Он сидит напротив меня: худенький, с бегающими глазками. А голова белая. Но это не седина — он альбинос, вот только в глазах чёрные льдинки.
Достаю из шкафчика стакан, наливаю, двигаю к нему.
— Закусывать будешь?
— Сыр и чёрного хлеба.
Открываю холодильник.
— Есть сырок.
— Пойдёт.
Он пьёт, и пока я сдираю с сырка обёртку, наливает второй стакан. Крепкий мужик, если бы не эти льдинки…
— Ты бог или дьявол?
Он пожимает плечами.
— Бога нет.
— Неправда. Если есть ты, значит должен быть бог.
— Демагогия.
— Логика. У каждого конца есть начало, у каждого низа — верх. Всё в этом мире чему-то противостоит, и ты противостоишь Ему.
— Но я не дьявол, а стало быть, бога нет.
— Тогда кто ты?
— Я девочка.
Её белёсые реснички хлопают в такт моему дыханию — и это возмущение. Но стоит ли возмущаться, если вопросов не становится меньше? К тому же в десять лет ты вряд ли способна возмущаться в такт дыханию, это привилегия взрослых.
Меняю тему.
— У тебя белое платье.
Она шмыгает носом и снова тянется к стакану.
— Это халат. Он всегда белый.
Пьёт. Мелкие зубы стучат по стеклу, водка проливается, стекает на подбородок. Морщусь: маленькие рты не способны вместить двести грамм жидкости, надо дать стакан поменьше. Пробегаю взглядом по полкам. Увы, стакан у меня один — и для водки, и для чая; только когда для чая, я ставлю его в подстаканник, чтоб понятнее.

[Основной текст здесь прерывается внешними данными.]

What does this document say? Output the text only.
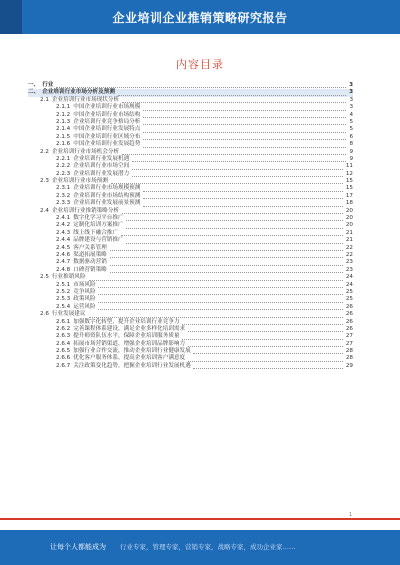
企业培训企业推销策略研究报告
内容目录
一、 行业	3
二、 企业培训行业市场分析及预测	3
2.1 企业培训行业市场现状分析	3
2.1.1 中国企业培训行业市场规模	3
2.1.2 中国企业培训行业市场结构	4
2.1.3 企业培训行业竞争格局分析	5
2.1.4 中国企业培训行业发展特点	5
2.1.5 中国企业培训行业区域分布	6
2.1.6 中国企业培训行业发展趋势	8
2.2 企业培训行业市场机会分析	9
2.2.1 企业培训行业发展机遇	9
2.2.2 企业培训行业市场空间	11
2.2.3 企业培训行业发展潜力	12
2.3 企业培训行业市场预测	15
2.3.1 企业培训行业市场规模预测	15
2.3.2 企业培训行业市场结构预测	17
2.3.3 企业培训行业发展前景预测	18
2.4 企业培训行业推销策略分析	20
2.4.1 数字化学习平台推广	20
2.4.2 定制化培训方案推广	20
2.4.3 线上线下融合推广	21
2.4.4 品牌建设与营销推广	21
2.4.5 客户关系管理	22
2.4.6 渠道拓展策略	22
2.4.7 数据驱动营销	23
2.4.8 口碑营销策略	23
2.5 行业推销风险	24
2.5.1 市场风险	24
2.5.2 竞争风险	25
2.5.3 政策风险	25
2.5.4 运营风险	26
2.6 行业发展建议	26
2.6.1 加强数字化转型，提升企业培训行业竞争力	26
2.6.2 完善课程体系建设，满足企业多样化培训需求	26
2.6.3 提升师资队伍水平，保障企业培训服务质量	27
2.6.4 拓展市场营销渠道，增强企业培训品牌影响力	27
2.6.5 加强行业合作交流，推动企业培训行业健康发展	28
2.6.6 优化客户服务体系，提高企业培训客户满意度	28
2.6.7 关注政策变化趋势，把握企业培训行业发展机遇	29
1
让每个人都能成为 行业专家，管理专家，营销专家，战略专家，成功企业家……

Она вытирает рот ладонью, берёт сырок, занюхивает.
— Сам-то?
В бутылке остаётся немного, на два пальца, хватит, чтобы сделать жизнь легче. Но как я устал от этого, да и надоело; качаю головой — не хочу. Она понимающе кивает и цедит сквозь зубы: напилася я пьяна… Маленький кулачёк подпирает щёку, взгляд безразлично скользит по обоям, по мне, уходит к потолку. Из-под волос на висок выползает синяя жилка, начинает пульсировать, и тогда я узнаю её…
— Светлана Георгиевна?
Чёрные льдинки впиваются в меня со всей силой обнажённого разума, кривые морщины расползаются по скулам и металлический с хрипотцой голос назидательно произносит:
— Крылья растут на спине и никак иначе, потому что крыльям положено расти на спине.
Я не соглашаюсь, но не потому, что не видел крыльев — я не хочу видеть спин. Они исполосованы и пробиты пулями. Крылья на таких спинах не растут. Однако деревянная указка стучит по столу, и моя правда тает в воздухе мятежным туманом.
— Доброта надёжно смотрит тебе в глаза, а значит, она есть то, что ты хочешь.
Опять не соглашаюсь: за деликатностью доброты невозможно разглядеть истинного лица. Кто там: бог, дьявол — нам не дано увидеть, ибо маска доброты может скрывать что угодно и кого угодно, и не обязательно то, что хотим видеть мы. Лик с иконы кивает, а Светлана Георгиевна злится и допивает водку. Стакан летит в стену, разбивается. Из чего я буду пить чай?
В окно заплывает грозовая туча, выжимается, и потоки холодной воды смывают со стола прошлое. Мокрая майка липнет к телу, по коже бегут мурашки — холодно. Встаю, закрываю окно. Вода сверху — это так примитивно. Подбираю с пола осколки, надо склеить.
— Тщетно.
В уши заползают дождевые черви — шепчут, стараются меня запутать.
— Тщщщетно.
Они думают, я не разбираюсь в осколках. Смешно. Осколки имеют фактуру души, и значит склеить их можно любовью. Я знаю это, я в этом уверен, и черви уверены тоже и потому их шёпот созвучен ударам молотка в моей голове: тук-шшш-тук-шшш… Это похоже на мелодию, детскую. Она убаюкивает: тук-шшш…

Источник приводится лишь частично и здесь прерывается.